Seven. The sum of three plus four, of heaven and of
earth, signifies completeness and perfection. There were seven chief
heavenly bodies (sun, moon and the five planets known to ancients),
seven days of the week, seven archangels. The great festivals lasted
seven days, and there were seven weeks between the Passover and the
Festival of Weeks (Pentecost). Every seventh year was a Sabbath year,
when the land would lie fallow, and Hebrew slaves were allowed to go
free; and every fiftieth year was a jubilee, when alienated property had
to be returned. The seventh day represented God’s completed work (Gen.
2:2-3), and in the Book of Revelation, the seventh seal, trumpet, bowl,
etc., represent the completion of God’s plan. The seven spirits of God
(Rev. 1-4) represent either the seven archangels, or “all spirits,” of
the Holy Spirit. Seven churches represent the universal church (Rev.
1:20). It is necessary to forgive, not just seven times, but seventy
times seven (Matt. 18:21-22, Gen. 4:24), that is to say, always.” (Oxford Guide to the Bible, pg. 562-3)

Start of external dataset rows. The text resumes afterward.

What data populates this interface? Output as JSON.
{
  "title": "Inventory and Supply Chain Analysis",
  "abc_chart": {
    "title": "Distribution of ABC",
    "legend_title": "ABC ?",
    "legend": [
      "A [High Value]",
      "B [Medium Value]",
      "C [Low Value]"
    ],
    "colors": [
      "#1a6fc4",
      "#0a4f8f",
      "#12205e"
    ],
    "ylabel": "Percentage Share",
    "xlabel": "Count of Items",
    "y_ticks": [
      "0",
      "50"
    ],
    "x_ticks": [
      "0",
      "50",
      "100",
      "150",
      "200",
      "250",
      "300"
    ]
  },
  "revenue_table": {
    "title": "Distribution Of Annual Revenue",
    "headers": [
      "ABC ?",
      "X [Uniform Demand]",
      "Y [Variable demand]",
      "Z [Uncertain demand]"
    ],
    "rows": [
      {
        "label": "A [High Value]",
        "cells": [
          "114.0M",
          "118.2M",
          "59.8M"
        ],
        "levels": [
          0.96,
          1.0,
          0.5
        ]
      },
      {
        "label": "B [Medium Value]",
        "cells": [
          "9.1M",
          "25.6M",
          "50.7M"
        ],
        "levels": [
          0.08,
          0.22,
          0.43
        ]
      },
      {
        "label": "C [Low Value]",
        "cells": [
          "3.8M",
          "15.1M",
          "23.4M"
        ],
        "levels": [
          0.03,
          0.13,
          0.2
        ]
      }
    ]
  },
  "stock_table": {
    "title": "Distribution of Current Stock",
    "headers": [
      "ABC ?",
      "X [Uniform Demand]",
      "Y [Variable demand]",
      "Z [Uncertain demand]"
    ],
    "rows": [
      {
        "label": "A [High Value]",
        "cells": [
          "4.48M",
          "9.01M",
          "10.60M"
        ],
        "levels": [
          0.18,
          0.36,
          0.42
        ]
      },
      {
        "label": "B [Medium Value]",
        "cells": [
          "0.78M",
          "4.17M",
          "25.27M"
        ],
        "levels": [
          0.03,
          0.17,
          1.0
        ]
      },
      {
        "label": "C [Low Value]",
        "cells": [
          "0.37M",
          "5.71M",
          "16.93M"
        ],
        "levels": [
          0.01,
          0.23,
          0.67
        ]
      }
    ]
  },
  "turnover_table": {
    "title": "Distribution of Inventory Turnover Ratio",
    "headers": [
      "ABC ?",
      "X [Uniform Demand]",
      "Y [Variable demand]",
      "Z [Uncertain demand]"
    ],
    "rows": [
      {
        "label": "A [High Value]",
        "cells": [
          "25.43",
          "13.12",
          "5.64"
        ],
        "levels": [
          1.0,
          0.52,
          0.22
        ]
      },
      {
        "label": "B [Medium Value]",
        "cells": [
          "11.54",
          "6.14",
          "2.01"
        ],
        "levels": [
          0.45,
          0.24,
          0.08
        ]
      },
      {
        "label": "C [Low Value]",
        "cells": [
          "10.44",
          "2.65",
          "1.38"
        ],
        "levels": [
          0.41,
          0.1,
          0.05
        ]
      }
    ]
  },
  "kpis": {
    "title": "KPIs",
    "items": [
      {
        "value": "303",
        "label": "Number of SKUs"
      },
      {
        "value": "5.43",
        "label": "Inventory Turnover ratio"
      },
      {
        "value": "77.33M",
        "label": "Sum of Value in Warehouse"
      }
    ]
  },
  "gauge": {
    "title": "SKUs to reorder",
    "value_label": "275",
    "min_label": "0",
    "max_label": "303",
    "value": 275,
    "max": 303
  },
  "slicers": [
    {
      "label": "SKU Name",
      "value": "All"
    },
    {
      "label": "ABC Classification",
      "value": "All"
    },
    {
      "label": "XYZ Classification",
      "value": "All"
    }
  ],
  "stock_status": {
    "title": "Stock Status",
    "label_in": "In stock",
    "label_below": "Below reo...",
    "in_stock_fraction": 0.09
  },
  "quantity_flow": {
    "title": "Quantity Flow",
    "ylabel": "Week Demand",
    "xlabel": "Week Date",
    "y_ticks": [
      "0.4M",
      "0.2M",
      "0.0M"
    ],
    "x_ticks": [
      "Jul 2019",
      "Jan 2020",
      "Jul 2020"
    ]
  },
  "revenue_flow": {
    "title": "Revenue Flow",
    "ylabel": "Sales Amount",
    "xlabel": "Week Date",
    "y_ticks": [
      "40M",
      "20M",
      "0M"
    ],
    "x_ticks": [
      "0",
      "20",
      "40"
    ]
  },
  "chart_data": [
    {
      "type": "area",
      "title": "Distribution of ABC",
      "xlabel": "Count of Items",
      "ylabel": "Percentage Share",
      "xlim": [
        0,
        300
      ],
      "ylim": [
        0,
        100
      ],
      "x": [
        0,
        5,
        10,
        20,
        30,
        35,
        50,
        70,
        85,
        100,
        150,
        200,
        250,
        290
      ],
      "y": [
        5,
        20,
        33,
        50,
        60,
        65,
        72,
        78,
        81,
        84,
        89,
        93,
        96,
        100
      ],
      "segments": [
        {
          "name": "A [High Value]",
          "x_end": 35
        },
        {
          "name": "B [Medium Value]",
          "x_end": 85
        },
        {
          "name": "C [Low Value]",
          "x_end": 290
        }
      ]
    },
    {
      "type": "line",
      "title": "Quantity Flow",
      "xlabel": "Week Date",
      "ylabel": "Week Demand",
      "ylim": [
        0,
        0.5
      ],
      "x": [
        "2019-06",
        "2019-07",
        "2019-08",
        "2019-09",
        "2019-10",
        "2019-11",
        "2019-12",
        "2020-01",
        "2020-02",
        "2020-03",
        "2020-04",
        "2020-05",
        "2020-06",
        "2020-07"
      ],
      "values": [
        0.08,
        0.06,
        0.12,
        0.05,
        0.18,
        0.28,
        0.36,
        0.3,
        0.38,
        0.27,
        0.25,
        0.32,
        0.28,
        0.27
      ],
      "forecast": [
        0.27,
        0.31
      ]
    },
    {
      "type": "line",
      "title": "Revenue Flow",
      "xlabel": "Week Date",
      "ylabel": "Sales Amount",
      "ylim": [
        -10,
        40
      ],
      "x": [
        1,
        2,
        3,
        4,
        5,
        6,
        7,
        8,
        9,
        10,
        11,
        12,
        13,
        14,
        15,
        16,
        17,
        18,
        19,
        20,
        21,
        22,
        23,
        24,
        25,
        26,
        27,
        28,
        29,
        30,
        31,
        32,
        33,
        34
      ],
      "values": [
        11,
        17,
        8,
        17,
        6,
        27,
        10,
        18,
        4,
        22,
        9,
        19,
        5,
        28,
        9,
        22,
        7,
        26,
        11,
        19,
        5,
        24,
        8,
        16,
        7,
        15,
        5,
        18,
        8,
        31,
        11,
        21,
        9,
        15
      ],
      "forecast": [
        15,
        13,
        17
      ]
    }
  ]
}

The most famous example of gematria most are familiar with
is the reference in the Apocalypse to “666,” the number of the beast.
Biblical scholars have long considered it a usage of gematria,
where John encoded the name of Nero Caesar or another contemporary
Roman Emperor. Biblical scholar Dr. Kenneth Gentry elucidates of “666”:
“‘This method, called gematria, or geometrical, that is,
mathematical, was used by the Jews in exegesis of the Old Testament.’
The point is clear: cryptograms were common among the ancients, even
among Christians. Hence, the gematria in Revelation is not something created de novo by John; rather, the idea involved a familiar concept to the ancients.” (Before Jerusalem Fell: Dating of the Book of Revelation, pg. 196)
Another relevant association with “666” is the number squares that
can be generated with that give rise to various speculations, but for
the purposes of our discussion relate to the topic of magic squares.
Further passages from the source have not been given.